Intratumoral Heterogeneity

Biomarker expression that varies across different regions of the same tumour, so the answer you get depends on which piece you looked at.

Biomarker expression that varies across different regions of the same tumour, so the answer you get depends on which piece you looked at.

What it is

Heterogeneity turns a biomarker result from a property of the patient into a property of the sample. Two implications follow, and both are measurement problems rather than biology problems.

First, sampling: a biopsy samples a small fraction of the tumour, so a heterogeneous marker will be scored differently on biopsy versus resection, and differently between two blocks of the same resection. This is why HER2 scoring rules differ by specimen type — the biopsy rule accepts focal positivity precisely because a small sample cannot rule out positivity elsewhere.

Second, quantification: once expression varies spatially, a single score is a summary of a distribution, and you have to decide which summary. Percentage of positive tumour area, the maximum score in any field, the number of distinct clones — these can rank cases differently. Whole-slide imaging makes this tractable for the first time, because you can annotate the whole tumour area and compute the distribution rather than eyeballing a few fields.
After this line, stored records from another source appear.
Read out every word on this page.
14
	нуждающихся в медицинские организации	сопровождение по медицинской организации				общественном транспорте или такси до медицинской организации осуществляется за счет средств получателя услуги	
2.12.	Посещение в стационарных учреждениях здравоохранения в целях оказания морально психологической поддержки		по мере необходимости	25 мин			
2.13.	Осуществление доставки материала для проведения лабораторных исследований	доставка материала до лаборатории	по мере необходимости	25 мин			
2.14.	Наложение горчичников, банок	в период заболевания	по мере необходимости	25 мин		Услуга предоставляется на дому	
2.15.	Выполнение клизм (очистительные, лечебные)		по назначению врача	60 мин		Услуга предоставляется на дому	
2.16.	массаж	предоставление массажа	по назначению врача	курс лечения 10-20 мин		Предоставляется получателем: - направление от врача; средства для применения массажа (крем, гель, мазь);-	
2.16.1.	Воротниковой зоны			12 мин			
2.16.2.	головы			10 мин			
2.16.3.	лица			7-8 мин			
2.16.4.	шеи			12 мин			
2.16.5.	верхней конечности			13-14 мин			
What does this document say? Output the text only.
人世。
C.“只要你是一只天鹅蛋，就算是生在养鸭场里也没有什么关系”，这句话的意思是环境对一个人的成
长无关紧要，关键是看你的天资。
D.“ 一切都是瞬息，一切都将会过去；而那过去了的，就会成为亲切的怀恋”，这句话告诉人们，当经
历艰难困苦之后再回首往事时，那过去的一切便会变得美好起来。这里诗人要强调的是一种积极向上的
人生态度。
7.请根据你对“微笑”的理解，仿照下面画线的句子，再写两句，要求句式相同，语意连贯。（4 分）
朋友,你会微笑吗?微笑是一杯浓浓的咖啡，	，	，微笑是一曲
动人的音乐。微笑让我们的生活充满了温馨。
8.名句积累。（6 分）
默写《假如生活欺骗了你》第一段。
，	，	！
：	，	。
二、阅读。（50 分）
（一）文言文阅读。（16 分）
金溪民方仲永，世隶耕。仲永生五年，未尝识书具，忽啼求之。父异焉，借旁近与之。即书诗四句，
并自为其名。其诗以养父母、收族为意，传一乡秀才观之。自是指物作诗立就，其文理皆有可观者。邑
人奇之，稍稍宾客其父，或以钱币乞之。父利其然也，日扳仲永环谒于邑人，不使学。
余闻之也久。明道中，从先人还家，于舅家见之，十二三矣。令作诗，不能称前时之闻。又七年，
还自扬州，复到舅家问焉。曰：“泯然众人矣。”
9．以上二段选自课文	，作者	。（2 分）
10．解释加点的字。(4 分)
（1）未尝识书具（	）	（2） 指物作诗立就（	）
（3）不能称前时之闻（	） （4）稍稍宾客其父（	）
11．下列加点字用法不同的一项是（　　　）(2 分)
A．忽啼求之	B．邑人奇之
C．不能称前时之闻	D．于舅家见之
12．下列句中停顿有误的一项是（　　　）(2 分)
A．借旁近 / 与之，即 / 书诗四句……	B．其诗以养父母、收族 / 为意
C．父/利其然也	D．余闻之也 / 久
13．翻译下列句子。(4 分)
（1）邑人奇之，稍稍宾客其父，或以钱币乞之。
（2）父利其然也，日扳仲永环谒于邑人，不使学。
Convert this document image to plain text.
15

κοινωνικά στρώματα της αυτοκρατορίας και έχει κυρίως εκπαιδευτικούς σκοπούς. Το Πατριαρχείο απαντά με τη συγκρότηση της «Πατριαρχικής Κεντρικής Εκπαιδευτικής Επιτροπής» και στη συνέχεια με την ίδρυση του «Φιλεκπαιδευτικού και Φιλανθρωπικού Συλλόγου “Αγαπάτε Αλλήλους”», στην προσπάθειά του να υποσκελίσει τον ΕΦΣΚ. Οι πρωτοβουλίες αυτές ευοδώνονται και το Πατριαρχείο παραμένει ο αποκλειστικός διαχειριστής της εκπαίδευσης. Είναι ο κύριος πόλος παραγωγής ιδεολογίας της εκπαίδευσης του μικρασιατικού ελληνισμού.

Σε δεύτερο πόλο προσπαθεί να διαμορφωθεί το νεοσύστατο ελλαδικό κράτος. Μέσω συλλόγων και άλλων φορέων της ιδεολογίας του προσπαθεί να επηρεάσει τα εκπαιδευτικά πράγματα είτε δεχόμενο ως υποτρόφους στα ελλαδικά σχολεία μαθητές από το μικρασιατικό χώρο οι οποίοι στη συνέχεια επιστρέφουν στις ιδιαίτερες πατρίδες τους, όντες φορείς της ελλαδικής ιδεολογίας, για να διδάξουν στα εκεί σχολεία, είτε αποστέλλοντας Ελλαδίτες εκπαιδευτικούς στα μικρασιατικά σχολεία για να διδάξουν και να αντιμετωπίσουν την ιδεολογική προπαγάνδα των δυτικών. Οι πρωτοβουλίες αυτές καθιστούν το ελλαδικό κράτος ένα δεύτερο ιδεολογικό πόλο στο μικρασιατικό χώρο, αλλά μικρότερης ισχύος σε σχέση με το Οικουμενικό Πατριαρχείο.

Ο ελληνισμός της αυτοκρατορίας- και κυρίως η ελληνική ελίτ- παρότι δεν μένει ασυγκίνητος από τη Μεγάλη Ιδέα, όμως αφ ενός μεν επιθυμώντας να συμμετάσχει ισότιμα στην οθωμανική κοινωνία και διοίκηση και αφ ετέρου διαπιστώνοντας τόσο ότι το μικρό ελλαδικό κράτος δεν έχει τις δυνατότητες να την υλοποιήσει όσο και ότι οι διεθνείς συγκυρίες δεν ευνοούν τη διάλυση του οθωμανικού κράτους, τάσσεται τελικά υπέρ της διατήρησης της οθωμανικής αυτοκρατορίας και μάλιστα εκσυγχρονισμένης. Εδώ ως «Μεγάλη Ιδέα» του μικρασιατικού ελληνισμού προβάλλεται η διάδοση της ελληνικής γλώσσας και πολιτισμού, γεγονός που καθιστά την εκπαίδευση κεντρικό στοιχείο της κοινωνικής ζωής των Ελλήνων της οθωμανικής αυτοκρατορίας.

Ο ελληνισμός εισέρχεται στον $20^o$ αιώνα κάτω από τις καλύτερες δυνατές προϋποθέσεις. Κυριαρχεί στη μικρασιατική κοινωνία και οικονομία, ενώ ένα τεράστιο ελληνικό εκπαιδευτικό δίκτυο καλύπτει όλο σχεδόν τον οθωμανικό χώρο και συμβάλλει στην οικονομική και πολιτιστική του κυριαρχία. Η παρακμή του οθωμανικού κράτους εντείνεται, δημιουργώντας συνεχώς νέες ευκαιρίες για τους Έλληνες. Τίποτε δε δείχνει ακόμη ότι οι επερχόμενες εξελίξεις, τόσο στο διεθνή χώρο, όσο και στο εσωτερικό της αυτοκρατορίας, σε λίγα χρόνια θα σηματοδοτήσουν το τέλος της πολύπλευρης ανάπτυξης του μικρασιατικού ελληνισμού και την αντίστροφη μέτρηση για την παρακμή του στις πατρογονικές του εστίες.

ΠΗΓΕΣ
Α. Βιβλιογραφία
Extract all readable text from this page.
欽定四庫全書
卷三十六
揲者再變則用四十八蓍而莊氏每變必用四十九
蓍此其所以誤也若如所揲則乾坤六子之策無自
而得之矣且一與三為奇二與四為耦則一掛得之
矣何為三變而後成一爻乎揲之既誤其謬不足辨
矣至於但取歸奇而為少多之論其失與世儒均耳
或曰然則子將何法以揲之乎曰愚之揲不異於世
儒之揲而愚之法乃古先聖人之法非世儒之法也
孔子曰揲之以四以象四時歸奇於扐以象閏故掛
Why it matters for my work

This is the core of HER2 Intratumoral Heterogeneity. That project’s premise is that HER2 scoring in gastric and gastroesophageal carcinoma is harder than in breast, and heterogeneity is one of the three named reasons (alongside fixation variability and a different scoring rubric). The project maps heterogeneity using WSI-level QuPath annotations and separately measures how much of the observed interobserver disagreement it explains.

The chapter records a directly practical consequence: slide-level tumour percentage is needed for downstream heterogeneity metrics, so tumour-area annotation cannot be skipped even when the HER2 score alone is the question. That is a data-collection decision that is expensive to retrofit.

How it connects

Interobserver Agreement — heterogeneity is a legitimate source of disagreement; separating it from observer error is the analytical challenge in the HER2 project.

OncoPath — carries an ihcheterogeneity analysis, found on reading the module’s source on 2026-07-26. It is the most direct overlap between a tool and a project in the whole estate, and whether HER2 Intratumoral Heterogeneity actually uses it is recorded nowhere. [unverified]

QuPath Annotation Workflow — the GeoJSON annotation pipeline that makes spatial quantification possible at all.

Whole Slide Imaging — heterogeneity mapping is only practical once the entire section is digitised rather than sampled by eye.

Biomarker Cut Points — a heterogeneous marker makes any single threshold less stable, since the value being thresholded depends on the sampling scheme.

HER2 Gastric Cohort — the assembled cohort in which the group measures this, and whose mixed biopsy/resection composition is itself a heterogeneity-sampling problem.

Spatial Proteomics — the instrument that measures this directly instead of inferring it from serial single-marker sections, with every marker co-registered on the same cell.

Open questions

  • Which heterogeneity metric will the HER2 project use as its primary readout? Not recorded. [unverified]
  • Does the biopsy-versus-resection divergence subset overlap with the interobserver disagreement subset? If the same cases drive both, that is a strong and publishable finding.
  • Is there scope to extend the same method to other heterogeneous markers in the group’s portfolio, for example PD-L1?